Absolutely. There had not been a television debate since 1960. And part of that is because those debates loomed large in the mind of Richard Nixon. He firmly believed that he lost the election because of those debates. The reality is much more complicated. But in his mind, it was those debates that like that really that triggered his downfall there. Lyndon Johnson in 64 is not going to debate.
He's, you know, he's the incumbent at that moment is running for election, right, as president. And so he's certainly not going, there's no incentive for him to debate. In 68, Richard Nixon sure is not going to do it. And he's not going to do it in 72. And so finally, you have these debates that
this question of will debates bring more transparency, more accountability by, you know, forcing the candidates to answer questions on TV directly to citizens. And there was a consensus that, yes, these are good things. It was about restoring accountability. And again, more of this transparency to the political process.
And it was the League of Women Voters, right? I mean, they were sponsoring the debates. That sounded so good in the ERA days.
Absolutely. And they're all about getting women to turn out, getting all of these different citizens engaged in the political process. And so, yes, absolutely. The League of Women Voters, they take charge, you know, they sponsor these debates. And both the parties agreed to them because they realized that in this broader environment where there's more scrutiny,
This scrutiny was originally seen as essential to ensuring that there's no corruption or unethical behavior. Of course, this is part of this broader tension is that you have more and more media scrutiny, but also then more efforts to control images. And so both sides are polling responses and polling issues. So it's actually less authentic.

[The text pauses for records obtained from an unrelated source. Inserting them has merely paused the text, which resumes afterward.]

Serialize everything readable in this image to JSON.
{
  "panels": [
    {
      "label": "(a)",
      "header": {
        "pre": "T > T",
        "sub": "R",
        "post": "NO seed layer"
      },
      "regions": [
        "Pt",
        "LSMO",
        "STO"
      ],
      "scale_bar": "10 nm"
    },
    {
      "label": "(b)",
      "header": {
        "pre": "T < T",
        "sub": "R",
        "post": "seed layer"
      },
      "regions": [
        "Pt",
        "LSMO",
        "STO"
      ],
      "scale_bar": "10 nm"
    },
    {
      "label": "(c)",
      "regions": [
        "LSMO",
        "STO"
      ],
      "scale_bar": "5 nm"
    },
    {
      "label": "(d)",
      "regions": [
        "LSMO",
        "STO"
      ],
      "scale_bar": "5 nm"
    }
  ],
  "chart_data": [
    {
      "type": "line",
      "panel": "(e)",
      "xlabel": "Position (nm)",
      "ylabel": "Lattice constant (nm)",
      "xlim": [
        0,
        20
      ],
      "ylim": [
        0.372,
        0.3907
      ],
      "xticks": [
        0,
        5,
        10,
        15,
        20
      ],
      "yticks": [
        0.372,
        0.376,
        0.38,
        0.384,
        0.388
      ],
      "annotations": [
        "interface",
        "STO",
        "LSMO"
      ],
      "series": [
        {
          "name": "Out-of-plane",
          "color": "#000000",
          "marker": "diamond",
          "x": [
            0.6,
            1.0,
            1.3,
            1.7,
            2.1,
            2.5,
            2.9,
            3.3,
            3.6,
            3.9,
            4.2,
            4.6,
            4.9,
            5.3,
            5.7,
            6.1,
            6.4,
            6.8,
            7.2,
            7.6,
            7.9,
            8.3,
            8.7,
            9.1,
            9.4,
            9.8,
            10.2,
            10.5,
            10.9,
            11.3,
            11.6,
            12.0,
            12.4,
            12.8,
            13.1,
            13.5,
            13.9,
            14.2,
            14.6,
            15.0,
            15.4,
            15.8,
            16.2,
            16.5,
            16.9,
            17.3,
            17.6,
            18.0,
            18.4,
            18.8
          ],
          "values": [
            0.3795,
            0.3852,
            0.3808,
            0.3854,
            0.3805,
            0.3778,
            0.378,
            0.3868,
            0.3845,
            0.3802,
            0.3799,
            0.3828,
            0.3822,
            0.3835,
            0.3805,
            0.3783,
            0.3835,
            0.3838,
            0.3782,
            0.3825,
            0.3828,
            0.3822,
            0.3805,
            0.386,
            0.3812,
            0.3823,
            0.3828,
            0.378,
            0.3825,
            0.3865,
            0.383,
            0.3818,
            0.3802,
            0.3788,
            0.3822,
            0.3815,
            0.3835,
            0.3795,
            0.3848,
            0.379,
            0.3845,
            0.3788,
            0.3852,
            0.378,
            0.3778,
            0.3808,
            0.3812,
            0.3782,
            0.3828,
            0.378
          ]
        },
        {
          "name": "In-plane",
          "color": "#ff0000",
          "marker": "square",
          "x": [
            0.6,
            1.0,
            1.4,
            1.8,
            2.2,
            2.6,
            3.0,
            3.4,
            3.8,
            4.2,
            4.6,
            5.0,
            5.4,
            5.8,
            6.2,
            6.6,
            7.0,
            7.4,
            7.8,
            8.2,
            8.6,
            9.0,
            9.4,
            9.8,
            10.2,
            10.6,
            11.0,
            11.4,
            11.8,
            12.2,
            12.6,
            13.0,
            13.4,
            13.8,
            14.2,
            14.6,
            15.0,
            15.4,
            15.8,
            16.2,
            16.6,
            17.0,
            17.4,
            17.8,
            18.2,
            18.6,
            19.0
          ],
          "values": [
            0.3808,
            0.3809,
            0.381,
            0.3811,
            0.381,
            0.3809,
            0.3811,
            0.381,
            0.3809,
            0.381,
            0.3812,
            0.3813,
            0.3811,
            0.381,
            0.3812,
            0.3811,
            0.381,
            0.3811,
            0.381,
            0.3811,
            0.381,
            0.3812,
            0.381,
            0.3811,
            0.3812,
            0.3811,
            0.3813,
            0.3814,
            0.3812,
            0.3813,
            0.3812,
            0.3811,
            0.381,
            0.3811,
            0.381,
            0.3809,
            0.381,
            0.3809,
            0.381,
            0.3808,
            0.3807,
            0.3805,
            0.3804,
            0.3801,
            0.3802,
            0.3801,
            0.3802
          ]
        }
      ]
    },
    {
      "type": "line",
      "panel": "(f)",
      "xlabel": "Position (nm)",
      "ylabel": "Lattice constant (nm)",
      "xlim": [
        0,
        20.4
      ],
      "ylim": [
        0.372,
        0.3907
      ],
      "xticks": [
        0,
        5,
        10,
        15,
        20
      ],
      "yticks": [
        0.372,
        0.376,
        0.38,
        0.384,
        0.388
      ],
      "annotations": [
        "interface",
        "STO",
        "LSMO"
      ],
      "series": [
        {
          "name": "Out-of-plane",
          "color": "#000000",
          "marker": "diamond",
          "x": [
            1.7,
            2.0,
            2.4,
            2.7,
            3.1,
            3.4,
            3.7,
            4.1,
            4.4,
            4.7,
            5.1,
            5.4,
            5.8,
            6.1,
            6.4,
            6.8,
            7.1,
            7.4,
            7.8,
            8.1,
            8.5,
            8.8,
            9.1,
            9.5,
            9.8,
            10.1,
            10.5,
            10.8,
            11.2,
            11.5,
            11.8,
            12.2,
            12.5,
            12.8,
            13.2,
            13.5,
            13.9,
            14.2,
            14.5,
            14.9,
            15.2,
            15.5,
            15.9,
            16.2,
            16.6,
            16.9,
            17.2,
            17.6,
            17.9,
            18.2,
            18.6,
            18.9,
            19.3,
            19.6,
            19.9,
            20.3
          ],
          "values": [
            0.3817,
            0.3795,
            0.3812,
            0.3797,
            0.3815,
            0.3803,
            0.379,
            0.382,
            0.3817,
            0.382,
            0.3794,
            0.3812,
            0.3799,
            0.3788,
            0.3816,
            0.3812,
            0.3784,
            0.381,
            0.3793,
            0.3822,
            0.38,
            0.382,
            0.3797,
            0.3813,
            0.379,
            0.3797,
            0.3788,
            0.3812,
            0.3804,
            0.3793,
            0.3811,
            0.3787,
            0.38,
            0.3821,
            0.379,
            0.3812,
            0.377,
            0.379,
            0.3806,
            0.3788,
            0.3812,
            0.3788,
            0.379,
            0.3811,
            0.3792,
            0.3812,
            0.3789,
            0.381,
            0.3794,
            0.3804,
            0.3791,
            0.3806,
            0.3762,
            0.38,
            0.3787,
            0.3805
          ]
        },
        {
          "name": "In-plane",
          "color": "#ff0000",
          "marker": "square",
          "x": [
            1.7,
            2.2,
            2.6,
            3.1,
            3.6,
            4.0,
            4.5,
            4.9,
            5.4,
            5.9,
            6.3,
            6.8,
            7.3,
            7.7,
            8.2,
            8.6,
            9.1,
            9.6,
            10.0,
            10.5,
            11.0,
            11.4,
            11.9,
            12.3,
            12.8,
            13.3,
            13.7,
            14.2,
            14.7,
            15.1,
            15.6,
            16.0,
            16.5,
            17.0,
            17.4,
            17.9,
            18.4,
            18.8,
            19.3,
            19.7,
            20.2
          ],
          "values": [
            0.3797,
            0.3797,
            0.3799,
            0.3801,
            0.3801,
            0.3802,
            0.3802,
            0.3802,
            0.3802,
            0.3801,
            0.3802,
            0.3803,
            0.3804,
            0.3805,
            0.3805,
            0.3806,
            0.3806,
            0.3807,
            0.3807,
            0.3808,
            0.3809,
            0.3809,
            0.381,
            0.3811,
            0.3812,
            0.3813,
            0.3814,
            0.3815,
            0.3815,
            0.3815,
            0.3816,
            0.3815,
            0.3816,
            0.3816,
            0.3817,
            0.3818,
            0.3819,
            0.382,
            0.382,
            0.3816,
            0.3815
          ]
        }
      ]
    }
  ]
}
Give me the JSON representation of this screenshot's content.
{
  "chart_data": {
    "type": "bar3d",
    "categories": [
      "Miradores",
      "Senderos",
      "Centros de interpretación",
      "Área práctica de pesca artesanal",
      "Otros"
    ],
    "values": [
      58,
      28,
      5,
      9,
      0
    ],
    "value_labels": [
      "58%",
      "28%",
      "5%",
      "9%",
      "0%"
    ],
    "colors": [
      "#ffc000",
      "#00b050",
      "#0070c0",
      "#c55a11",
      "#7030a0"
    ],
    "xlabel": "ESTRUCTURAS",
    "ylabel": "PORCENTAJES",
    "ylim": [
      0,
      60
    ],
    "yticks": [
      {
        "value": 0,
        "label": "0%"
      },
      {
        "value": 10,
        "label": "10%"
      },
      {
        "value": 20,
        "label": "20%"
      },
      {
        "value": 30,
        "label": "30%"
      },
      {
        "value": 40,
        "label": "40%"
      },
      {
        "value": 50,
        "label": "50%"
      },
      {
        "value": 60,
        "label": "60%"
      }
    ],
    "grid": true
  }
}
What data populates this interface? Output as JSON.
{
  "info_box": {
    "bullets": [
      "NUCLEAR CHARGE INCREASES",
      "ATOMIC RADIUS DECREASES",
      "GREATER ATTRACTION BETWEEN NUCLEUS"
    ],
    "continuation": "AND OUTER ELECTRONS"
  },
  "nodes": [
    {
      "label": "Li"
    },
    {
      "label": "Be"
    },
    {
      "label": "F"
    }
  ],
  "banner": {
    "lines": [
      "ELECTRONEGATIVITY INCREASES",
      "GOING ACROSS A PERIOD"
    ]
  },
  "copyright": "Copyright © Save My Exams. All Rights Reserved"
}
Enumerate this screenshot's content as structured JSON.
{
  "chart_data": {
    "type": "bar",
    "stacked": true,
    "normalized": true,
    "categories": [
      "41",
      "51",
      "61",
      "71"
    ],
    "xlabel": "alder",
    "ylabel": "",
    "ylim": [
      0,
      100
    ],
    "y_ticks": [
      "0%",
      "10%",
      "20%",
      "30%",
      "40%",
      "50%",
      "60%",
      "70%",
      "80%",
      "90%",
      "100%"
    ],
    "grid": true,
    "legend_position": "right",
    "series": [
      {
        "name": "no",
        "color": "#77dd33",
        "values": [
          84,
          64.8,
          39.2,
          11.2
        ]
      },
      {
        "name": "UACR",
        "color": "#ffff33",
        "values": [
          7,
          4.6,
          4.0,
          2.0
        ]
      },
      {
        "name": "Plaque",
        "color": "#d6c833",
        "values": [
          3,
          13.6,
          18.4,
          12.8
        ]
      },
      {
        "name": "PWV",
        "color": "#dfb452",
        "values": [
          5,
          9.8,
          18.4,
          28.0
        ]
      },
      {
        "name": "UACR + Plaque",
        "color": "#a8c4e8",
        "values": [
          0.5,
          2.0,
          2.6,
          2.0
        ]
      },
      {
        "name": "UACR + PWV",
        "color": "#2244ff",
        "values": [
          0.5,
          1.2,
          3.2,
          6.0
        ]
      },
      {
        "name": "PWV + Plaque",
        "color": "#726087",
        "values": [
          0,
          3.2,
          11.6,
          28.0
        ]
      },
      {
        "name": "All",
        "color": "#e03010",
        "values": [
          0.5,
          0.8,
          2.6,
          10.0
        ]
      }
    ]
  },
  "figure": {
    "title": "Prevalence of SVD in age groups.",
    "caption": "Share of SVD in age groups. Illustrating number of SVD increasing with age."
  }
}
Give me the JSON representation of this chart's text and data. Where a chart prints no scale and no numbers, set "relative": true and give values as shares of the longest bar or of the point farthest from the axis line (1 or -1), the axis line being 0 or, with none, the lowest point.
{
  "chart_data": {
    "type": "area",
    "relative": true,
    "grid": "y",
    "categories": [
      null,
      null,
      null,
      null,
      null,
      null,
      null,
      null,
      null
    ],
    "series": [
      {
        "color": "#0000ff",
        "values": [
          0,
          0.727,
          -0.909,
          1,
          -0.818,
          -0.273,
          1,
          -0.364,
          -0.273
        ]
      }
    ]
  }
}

but it was deemed as part of restoring authenticity to politics. And so it's this mass-mediated tension that really comes out of these debates. And it's part of this broader landscape that Ford and Carter are both navigating.
So the classic bio question, what do you make of Gerald Ford's legacy as a president? It's so short lived.
I think that he really is this transition person, a person that attempted to restore faith and integrity in democratic institutions after they were really called in to question. And he really does try to fulfill that role. You know, he says that, look, this is an example that the system works.